Once China settles into the end of its Friday, my New York weekend can
begin. Of course, come Sunday evening, local
time, its back to work. I caught up on
old emails. I caught up on writing and
I even remembered that it was Valentine’s Day and brought my wife a hot cup of
coffee to the bedroom once I heard her stirring around.
We’ve decided to finally
catch up with the rest of world and see “Parasite.” We’ve decided to take a walk. We’ve decided to have lunch and perhaps
choose a place for dinner. I suit up for
a stroll, but the walk gets cancelled.
We’ll never make the movie. I’ll
have to eat popcorn without having earned it.
I haven’t been to
our local New Paltz movie theatre. I’ve
been warned its small.
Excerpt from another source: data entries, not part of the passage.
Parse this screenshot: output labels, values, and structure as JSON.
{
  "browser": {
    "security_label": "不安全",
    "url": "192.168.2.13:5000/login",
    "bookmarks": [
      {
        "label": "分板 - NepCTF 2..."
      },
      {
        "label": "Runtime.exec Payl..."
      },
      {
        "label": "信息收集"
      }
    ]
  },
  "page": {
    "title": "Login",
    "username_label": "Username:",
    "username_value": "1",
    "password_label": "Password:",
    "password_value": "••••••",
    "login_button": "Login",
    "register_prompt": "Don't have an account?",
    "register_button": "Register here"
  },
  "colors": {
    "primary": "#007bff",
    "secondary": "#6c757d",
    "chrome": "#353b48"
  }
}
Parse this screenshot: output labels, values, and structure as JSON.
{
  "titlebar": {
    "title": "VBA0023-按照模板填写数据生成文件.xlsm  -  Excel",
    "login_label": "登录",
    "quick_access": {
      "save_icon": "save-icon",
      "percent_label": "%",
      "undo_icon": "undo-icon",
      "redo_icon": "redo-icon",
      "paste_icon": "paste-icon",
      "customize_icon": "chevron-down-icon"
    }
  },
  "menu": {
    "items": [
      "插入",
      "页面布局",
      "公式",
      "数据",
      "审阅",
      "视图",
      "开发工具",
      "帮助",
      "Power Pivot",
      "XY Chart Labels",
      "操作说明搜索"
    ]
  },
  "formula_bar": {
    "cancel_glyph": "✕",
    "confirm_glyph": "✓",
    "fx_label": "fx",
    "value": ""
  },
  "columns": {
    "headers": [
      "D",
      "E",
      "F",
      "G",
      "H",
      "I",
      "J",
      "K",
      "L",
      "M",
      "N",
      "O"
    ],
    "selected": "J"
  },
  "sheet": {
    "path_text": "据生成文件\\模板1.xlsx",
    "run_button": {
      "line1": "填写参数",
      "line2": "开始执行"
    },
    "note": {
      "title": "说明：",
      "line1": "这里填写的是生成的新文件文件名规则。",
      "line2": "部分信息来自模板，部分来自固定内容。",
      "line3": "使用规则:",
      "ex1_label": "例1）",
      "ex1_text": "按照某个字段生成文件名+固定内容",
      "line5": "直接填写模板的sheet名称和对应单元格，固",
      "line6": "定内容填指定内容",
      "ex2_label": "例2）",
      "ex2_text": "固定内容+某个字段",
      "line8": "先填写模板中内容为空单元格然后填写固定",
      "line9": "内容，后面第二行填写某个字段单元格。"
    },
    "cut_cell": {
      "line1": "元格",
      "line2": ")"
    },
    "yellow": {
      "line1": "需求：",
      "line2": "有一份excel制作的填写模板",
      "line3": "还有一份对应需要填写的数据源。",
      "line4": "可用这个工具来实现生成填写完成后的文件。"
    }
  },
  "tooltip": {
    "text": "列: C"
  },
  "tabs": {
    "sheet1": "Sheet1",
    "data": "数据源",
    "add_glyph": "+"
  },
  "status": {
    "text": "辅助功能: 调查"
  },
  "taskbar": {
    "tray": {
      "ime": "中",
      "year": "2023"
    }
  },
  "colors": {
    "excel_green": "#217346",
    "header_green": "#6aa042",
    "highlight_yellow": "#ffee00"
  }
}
It is but it
seems as though regular people run it, rather than a multi-billion-dollar
homogenized chain. At the outset of the
film they show what seems to be a rather complete listing of all the businesses
in town, who pay for advertising spots.
I read my book. But again, its’
preferred to the slick previews your bombarded with at the Galleria Mall.
An organism that
lives off another organism at the host’s expense. No epiphyte, the Kim family’s infiltration is
only interrupted by the presence of another parasite, Kun-sae, who’d long since
been drawing from the Park family teat, down in his basement hideout. I greatly enjoyed the film but having been
told about its profundity by multiple third parties before actually viewing
things, much of the surprise had already been defanged. I knew the rain would build. I knew the party would be ruined. I didn’t know my wife would focus her
empathy on the Park family, and how terrible it would be to have the growth of
such a malignant chancre on an otherwise upstanding family.
A Valentine’s Day
dinner then? I suggested Lombardi’s in
Gardiner. We could tell by the
jam-packed parking lot, before we even stepped in that there wouldn’t be any
places to wax romantic. There
weren’t. We called Garvin’s and they
were not able to accommodate us either.
We settled on the Main Course, on Main Street, which has good food, but
you must serve yourself. There were
tables. We took one by the window and ate
duck and scallops and it was all rather pleasant. But no one else appeared to be celebrating
the evening as a couple, there in the main dining room.